Typically, there are seven cells in an embryo sac. Remember, the megaspore undergoes mitosis three times to make eight nuclei. Then, the cell segments into six small cells and one large cell that has two nuclei. Two of these cells get fertilized. One becomes the zygote, and one becomes the endosperm.
15. Identify the structures in the figure
a. stigma

b. style

c. ovary

d. ovule

e. sepal

f. anther

g. filament

h. petal

i. receptacle

j. pedicel
16. What structure is composed of parts a, b, and c from the drawing above?
Parts a, b, and c make up the carpel.
17. What structure is composed of parts f and g from the drawing above?
Parts f and g make up the stamen.
18. What is the difference between pollination and fertilization?
Pollination is simply the transfer of pollen from an anther to a stigma, while fertilization is the act of the sperms fusing with the egg and the large central nucleus in the embryo sac. You can use the terms "stamen" and "carpel" instead of "anther" and "stigma," but the latter are more precise.
19. How many sperm cells are used in plant fertilization?
???? There was no answer in the study guide key.
20. Where does the endosperm come from?
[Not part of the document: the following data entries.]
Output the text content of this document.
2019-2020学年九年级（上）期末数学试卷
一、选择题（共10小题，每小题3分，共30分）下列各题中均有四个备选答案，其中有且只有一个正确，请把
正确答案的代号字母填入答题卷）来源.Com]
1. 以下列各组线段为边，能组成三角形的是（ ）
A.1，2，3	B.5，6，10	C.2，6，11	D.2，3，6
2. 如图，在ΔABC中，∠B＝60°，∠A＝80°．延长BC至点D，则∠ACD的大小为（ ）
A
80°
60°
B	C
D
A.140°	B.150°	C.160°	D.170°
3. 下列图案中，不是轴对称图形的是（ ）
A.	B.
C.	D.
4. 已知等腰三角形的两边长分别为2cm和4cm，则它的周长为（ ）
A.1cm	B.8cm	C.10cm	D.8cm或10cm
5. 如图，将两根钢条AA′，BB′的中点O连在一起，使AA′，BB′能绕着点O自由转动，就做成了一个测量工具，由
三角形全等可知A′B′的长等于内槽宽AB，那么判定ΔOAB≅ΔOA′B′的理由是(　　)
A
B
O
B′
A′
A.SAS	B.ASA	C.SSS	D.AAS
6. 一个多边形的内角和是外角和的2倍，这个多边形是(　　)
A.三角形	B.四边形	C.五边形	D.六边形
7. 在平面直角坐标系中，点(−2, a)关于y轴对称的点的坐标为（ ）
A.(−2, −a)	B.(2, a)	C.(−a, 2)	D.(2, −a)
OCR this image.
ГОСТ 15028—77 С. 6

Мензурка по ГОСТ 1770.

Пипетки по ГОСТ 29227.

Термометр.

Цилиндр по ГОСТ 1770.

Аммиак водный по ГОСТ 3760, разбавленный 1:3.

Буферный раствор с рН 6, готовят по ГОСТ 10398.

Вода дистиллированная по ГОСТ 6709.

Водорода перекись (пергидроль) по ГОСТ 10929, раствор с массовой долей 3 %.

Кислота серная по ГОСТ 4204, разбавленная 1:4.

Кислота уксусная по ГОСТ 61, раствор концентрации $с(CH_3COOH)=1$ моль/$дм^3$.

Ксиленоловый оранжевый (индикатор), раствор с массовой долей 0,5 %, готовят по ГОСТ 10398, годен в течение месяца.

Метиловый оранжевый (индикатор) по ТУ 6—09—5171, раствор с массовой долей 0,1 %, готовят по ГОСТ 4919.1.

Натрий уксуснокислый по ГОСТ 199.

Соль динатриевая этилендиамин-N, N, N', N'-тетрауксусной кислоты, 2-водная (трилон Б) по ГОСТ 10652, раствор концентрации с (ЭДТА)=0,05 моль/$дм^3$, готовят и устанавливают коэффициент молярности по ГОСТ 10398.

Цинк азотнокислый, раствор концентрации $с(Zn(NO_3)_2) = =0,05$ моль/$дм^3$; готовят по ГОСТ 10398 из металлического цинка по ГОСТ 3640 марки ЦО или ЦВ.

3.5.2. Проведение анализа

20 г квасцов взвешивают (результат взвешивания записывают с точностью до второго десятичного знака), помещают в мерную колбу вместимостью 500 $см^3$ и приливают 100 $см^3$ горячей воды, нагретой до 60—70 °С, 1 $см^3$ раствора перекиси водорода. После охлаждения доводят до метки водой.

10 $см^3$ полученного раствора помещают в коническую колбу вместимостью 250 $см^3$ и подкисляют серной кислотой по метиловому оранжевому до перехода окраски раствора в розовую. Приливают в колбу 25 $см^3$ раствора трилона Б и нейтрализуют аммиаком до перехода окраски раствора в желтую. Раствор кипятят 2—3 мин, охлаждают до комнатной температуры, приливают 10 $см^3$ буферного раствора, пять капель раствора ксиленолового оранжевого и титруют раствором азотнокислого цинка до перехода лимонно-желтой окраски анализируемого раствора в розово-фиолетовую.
What is its purpose?
The endosperm comes from the fertilization of the large, two-nucleus cell that is at the center of the embryo sac. It provides nutrition for the developing embryo.
21. The cotyledon or cotyledons help provide food for the plant before and often after germination. How do cotyledons accomplish each task?
Cotyledons either absorb the endosperm or aid in the transfer of nutrients from the endosperm to the embryo. This is how cotyledons provide a plant with nutrition before germination. After germination, they often perform the first photosynthesis in the plant.
22. Name the three basic parts of the plant embryo and what each gives rise to in germination.
The three basic parts are the radicle, the hypocotyl, and the epicotyl. The radicle becomes the root, the hypocotyl the stem, and the epicotyl gives rise to the first true leaves of the plant.
23. What is the purpose of a fruit?
A fruit allows for the dispersal of seeds to places away from the parent.
24. Name at least three ways in which pollen is transferred from the stamens of one flower to the carpel of another.
There are many possible answers. The student needs at least three:
25. Why are cotyledons sometimes called "seed leaves?"
They form leaf-life structures if they end up rising above ground with the seedling. They often even carry out photosynthesis for a while.